Le mois de mai est un mois ZEN pour Almora, puisque nous publions un livre conscré à un maitre zen

Yoga et zen , enseignements de Raymond Kotaï Lambert

 

 

IMG_0001

IMG_0002

Ce livre donne à connaitre l'enseignement de Raymond Lambert (1921-2006), ses nombreuses influences, son cheminement hors norme auprès de plusieurs maitres éminents, et il montre ainsi son originalité profonde dans sa capacité à intégrer différentes traditions.

En 1967, dans la force de l'âge, Raymond Lambert est déjà un enseignant de yoga renommé à Paris, instruit par des yogis notoirement connus, comme Swami Siddeswarandanda et Sri Dhirendra Brahmachari. Il fait alors une nouvelle rencontre, déterminante, celle du maître zen Taisen Deshimaru (Sensei). Une amitié profonde naît immédiatement entre les deux hommes. Lors d'une conférence, Sensei déclare : « II n'est pas nécessaire de séparer le Yoga du Zen. Zen et Yoga ne font qu'un en esprit. » Kotaï restera fidèle toute sa vie à cette conviction, et l'incarnera totalement. Il réalisera ainsi sa mission de faire le pont entre le Yoga et le Zen.

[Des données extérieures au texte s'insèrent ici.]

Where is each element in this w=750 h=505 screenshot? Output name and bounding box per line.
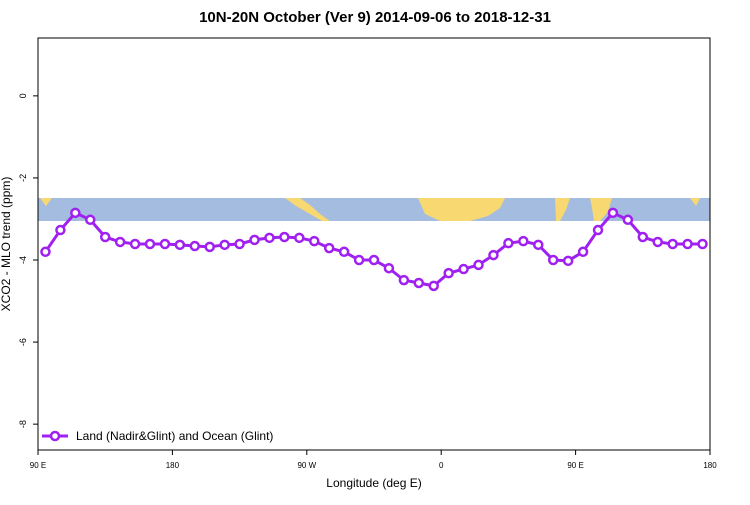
data-point (488, 249, 499, 261)
data-point (398, 274, 410, 286)
data-point (323, 242, 335, 254)
data-point (503, 237, 514, 249)
data-point (353, 254, 365, 266)
data-point (443, 267, 454, 279)
data-point (637, 231, 649, 243)
data-point (473, 259, 484, 271)
x-tick-label: 0 (439, 461, 444, 470)
y-tick-label: -6 (18, 338, 28, 346)
data-point (144, 238, 156, 250)
data-point (234, 238, 245, 250)
data-point (70, 207, 81, 219)
data-point (264, 232, 275, 244)
data-point (204, 241, 215, 253)
y-axis-label: XCO2 - MLO trend (ppm) (0, 177, 13, 312)
data-point (159, 238, 171, 250)
data-point (85, 214, 96, 226)
data-point (174, 239, 186, 251)
data-point (533, 239, 544, 251)
data-point (577, 246, 589, 258)
data-point (55, 224, 66, 236)
data-point (249, 234, 260, 246)
data-point (219, 239, 230, 251)
data-point (607, 207, 619, 219)
data-point (413, 277, 425, 289)
data-point (652, 236, 663, 248)
data-point (294, 232, 305, 244)
data-point (309, 235, 320, 247)
data-point (622, 214, 634, 226)
x-tick-label: 180 (703, 461, 717, 470)
map-band (38, 198, 710, 221)
data-point (458, 263, 469, 275)
y-tick-label: -8 (18, 420, 28, 428)
data-point (547, 254, 559, 266)
series-line (44, 210, 703, 288)
y-tick-label: -2 (18, 174, 28, 182)
x-tick-label: 90 E (30, 461, 46, 470)
chart-title: 10N-20N October (Ver 9) 2014-09-06 to 20… (199, 9, 551, 26)
legend-label: Land (Nadir&Glint) and Ocean (Glint) (76, 429, 273, 443)
x-tick-label: 90 W (297, 461, 316, 470)
data-point (518, 235, 529, 247)
y-tick-label: 0 (18, 93, 28, 98)
data-point (383, 262, 395, 274)
data-point (189, 240, 201, 252)
data-point (99, 231, 111, 243)
data-point (697, 238, 708, 250)
data-point (368, 254, 380, 266)
data-point (682, 238, 693, 250)
legend: Land (Nadir&Glint) and Ocean (Glint) (42, 429, 273, 443)
legend-marker (49, 430, 61, 442)
data-point (338, 246, 350, 258)
data-point (40, 246, 51, 258)
data-point (279, 231, 290, 243)
y-tick-label: -4 (18, 256, 28, 264)
plot-frame (37, 37, 711, 451)
x-tick-label: 180 (166, 461, 180, 470)
data-point (428, 280, 439, 292)
data-point (667, 238, 678, 250)
x-axis-label: Longitude (deg E) (326, 476, 421, 490)
data-point (114, 236, 126, 248)
data-point (562, 255, 574, 267)
x-tick-label: 90 E (567, 461, 583, 470)
data-point (129, 238, 141, 250)
data-point (592, 224, 604, 236)
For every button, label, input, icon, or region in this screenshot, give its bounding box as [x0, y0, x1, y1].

Dans ce livre sont réunis les enseignements fondamentaux de Raymond Lambert, non seulement en yoga — purifications, « dynamique-souffle », hatha-yoga, yoga irano-égyptien... - mais aussi en Zen.

Nous le voyons ici défendre les idées qui lui tenaient le plus à cœur, et qui provenaient toujours d'un authentique vécu. Nombre de témoignages confirment que Raymond Lambert fut un personnage hors du commun, un précurseur à la fois dans le Yoga et le Zen, un homme qui eut une grande et bénéfique influence.

De nombreux enseignements  de Deshimaru enrichissent également le livre.

kotai

Extrait :

"Au début, les choses extérieures, les choses du monde et les inté­rêts temporels occupent la conscience à un tel point que l'homme se préoccupe peu des valeurs spirituelles.

 Ensuite le monde se voile parce que l'homme, soudain, se réveille. Il prend conscience de sa nature spirituelle, et il y trouve un tel délice qu'il adapte toute sa pensée et sa façon de vivre à cette nou­velle expérience. C'est la période d'ivresse, avec ses périodes d'extase spirituelle où la conscience prend des ailes et s'élève au-dessus de tous les intérêts terrestres. Période dangereuse où il faut essayer de garder sa lucidité.

 A ce stade, les choses du monde ne voilent plus Dieu à la conscience du mystique, il est parfaitement conscient de sa nature divine, mais la conscience qu'il a du divin n'obscurcit plus sa conscience des choses du monde. L'équilibre s'établit et l'homme apprécie la loi et la manifestation de la loi.

Cette étape finale est appelée la voie du milieu, comme dit Sensei : « La tête au ciel, les pieds sur terre »...Ce n'est ni la conscience objective poussée à l'extrême, ni la conscience divine exacerbée." Kotaï

 

et un extrait de Deshimaru qu'on trouve dans le livre

 

"Ikkyu. le célèbre rinzaï, rencontre un jour un de ses amis et l’in­vite chez lui à prendre une tasse de thé. Il veut lui offrir un repas mais, s'apercevant qu’il n 'a rien à manger, il lui compose le poème suivant :

 "Je voulais vous offrir un mets délicat

Hélas ! Le zen ne peut rien offrir."

 

Son ami lui répond aussitôt :

 

 "L'esprit qui peut offrir ce rien

Fait le cadeau le plus raffiné."

 

C'est parce que le zen n'a que ce « rien » à offrir qu'il peut paraître parfois si déconcertant."